Generalmente, la persona que se encarga de dirigir el triaje es un enfermer@, es quién además recepciona a los pacientes en la sala de triaje, les hace una pequeña entrevista o anamnesis, les toma las constantes, y en función de distintos parámetros los clasifica en los diferentes sectores o zonas del hospital: Circuito A (pacientes con problemas leves y dolores leves o moderados), Circuito B (pacientes que requieren una mayor vigilancia por su patología), Observación (aquellas personas que requieren un cuidado exhaustivo y una vigilancia constante por parte de los sanitarios), Trauma (caídas, TCE, fracturas de huesos, heridas abiertas...), Pediatría (menores de 14 años), Bloque Obstrético (pacientes embarazadas o con problemas derivados de la gestación), Ginecología (patologías ginecológicas), Dermatología (pacientes que acuden a Urgencias por problemas de la piel) y por último, Oftalmología (problemas en los ojos).

En primer lugar, y para explicar un poco mejor el tema, vamos a recopilar información acerca de la recepción de un paciente cuando llega a nuestras urgencias en el HUFA. El paciente llega al servicio de Urgencias, da sus datos en la ventanilla de la entrada principal, y los administrativos lo registran en sus ordenadores, entonces, sacan sus pegatinas y la pulsera de identificación del paciente, a continuación, los pacientes se sientan a esperar en la salita de espera a que el enfermero/a de triaje los llame para entrevistarlos. Una vez que este los llama, un compañero celador los guia hasta la sala de triaje, y prepara su documentación para su próximo destino.
Es en este punto, cuando verdaderamente comienza el triaje, ya que el paciente se presenta, y el enfermer@ le pregunta que le pasa, por qué acude a Urgencias, sus antecedentes personales, si tiene alergias medicamentosas, le toma las constantes y con ayuda del ordenador y del Triaje de Manchester lo clasifica en distintos puntos del hospital.

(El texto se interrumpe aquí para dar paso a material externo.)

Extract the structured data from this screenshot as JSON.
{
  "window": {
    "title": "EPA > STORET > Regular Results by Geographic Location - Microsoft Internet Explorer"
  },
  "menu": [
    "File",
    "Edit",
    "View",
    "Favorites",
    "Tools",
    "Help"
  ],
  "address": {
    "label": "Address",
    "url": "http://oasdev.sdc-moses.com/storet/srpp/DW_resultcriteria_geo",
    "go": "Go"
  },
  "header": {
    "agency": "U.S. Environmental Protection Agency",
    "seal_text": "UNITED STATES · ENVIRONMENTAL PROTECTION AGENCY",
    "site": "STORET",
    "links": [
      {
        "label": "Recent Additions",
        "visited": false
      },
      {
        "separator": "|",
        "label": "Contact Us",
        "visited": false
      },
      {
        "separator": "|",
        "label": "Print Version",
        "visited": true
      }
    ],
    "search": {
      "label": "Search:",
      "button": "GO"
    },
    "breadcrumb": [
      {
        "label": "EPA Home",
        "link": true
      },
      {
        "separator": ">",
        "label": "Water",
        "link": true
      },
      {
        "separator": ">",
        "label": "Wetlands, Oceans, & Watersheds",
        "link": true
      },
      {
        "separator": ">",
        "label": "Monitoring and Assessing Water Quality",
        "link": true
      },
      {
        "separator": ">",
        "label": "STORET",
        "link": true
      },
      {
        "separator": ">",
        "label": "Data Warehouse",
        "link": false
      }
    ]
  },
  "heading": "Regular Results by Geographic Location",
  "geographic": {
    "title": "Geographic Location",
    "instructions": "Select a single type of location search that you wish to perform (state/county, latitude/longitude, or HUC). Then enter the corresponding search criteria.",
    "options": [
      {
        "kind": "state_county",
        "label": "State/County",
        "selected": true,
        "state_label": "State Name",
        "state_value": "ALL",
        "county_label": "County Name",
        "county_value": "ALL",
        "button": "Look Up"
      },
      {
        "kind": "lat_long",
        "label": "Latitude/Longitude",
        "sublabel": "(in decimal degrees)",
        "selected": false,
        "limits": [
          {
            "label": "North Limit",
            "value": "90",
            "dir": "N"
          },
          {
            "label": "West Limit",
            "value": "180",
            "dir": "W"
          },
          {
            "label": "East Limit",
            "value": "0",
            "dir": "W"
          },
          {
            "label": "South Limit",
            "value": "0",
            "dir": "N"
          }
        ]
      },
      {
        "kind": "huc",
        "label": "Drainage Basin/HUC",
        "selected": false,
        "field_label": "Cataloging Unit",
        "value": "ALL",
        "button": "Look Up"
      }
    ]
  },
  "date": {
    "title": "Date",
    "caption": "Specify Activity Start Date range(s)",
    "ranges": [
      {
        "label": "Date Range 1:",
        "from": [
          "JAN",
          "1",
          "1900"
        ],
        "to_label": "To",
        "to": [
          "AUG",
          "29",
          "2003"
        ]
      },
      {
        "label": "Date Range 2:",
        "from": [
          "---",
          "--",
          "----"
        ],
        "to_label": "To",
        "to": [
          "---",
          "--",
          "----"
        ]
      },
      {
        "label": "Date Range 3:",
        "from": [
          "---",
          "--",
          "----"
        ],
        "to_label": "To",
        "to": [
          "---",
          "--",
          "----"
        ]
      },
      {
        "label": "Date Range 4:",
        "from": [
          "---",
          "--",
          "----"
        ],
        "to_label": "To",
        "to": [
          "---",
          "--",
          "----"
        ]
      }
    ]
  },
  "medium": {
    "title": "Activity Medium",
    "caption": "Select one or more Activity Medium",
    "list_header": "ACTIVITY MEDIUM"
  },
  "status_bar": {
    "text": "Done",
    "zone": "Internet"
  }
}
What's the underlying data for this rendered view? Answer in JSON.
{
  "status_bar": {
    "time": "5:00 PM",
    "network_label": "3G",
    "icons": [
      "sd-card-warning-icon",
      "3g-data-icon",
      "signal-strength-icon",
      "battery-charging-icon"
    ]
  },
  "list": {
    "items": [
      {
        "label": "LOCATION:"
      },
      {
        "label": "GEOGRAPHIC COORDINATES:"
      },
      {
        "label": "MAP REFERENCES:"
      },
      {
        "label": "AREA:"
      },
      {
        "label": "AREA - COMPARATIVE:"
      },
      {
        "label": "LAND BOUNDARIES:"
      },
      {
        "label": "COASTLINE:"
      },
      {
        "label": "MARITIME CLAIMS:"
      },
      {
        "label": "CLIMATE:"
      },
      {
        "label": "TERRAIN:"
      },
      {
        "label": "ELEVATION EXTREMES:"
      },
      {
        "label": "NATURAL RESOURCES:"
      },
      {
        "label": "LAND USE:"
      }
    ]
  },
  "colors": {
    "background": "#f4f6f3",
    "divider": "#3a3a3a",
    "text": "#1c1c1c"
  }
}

"El Triaje en sí, es un método de clasificación de pacientes de medicina de urgencia y emergencias, para la selección de pacientes, basándose en su prioridad de atención sanitaria, privilegiando la posibilidad de superviviencia, de acuerdo con las necesidades terapeúticas y los recursos disponibles. Trata por tanto de evitar, que se retrase la atención del paciente que puede empeorar su pronóstico por la demora de su atención." 1

El triaje de un Servicio de Urgencias hospitalario como es nuestro caso, es el proceso de valoración clínica preliminar que ordena los pacientes antes de la valoración diagnóstica y terapéutica completa según su grado de urgencia, de forma que en una situación de saturación del servicio o de disminución de recursos, los pacientes más urgentes son tratados los primeros, y el resto son controlados continuamente y revaluados hasta que los pueda visitar el equipo médico.
En la actualidad quizás el que más se está desarrollando, fundamentalmente en los hospitales es el TRIAJE DE MANCHESTER (Reino Unido (Manchester Emergency Triage System)).
El "Manchester", basado en el sistema del mismo nombre del Reino Unido. A partir de 51 motivos de consulta y a través de unas preguntas dirigidas en un diagrama. Es decir según la respuesta si/no, se produce la clasificación, con 5 niveles de gravedad.
  • Nivel 1 o rojo: precisa de la atención por el médico de forma inmediata.
  • Nivel 2 o naranja: la atención por el médico puede demorarse hasta 10 minutos.
  • Nivel 3 o amarillo: la atención por el médico puede demorarse hasta 60 minutos.
  • Nivel 4 o verde: la atención por el médico puede demorarse hasta 2 horas.
  • Nivel 5 o azul: la atención por el médico puede demorarse hasta 4 horas.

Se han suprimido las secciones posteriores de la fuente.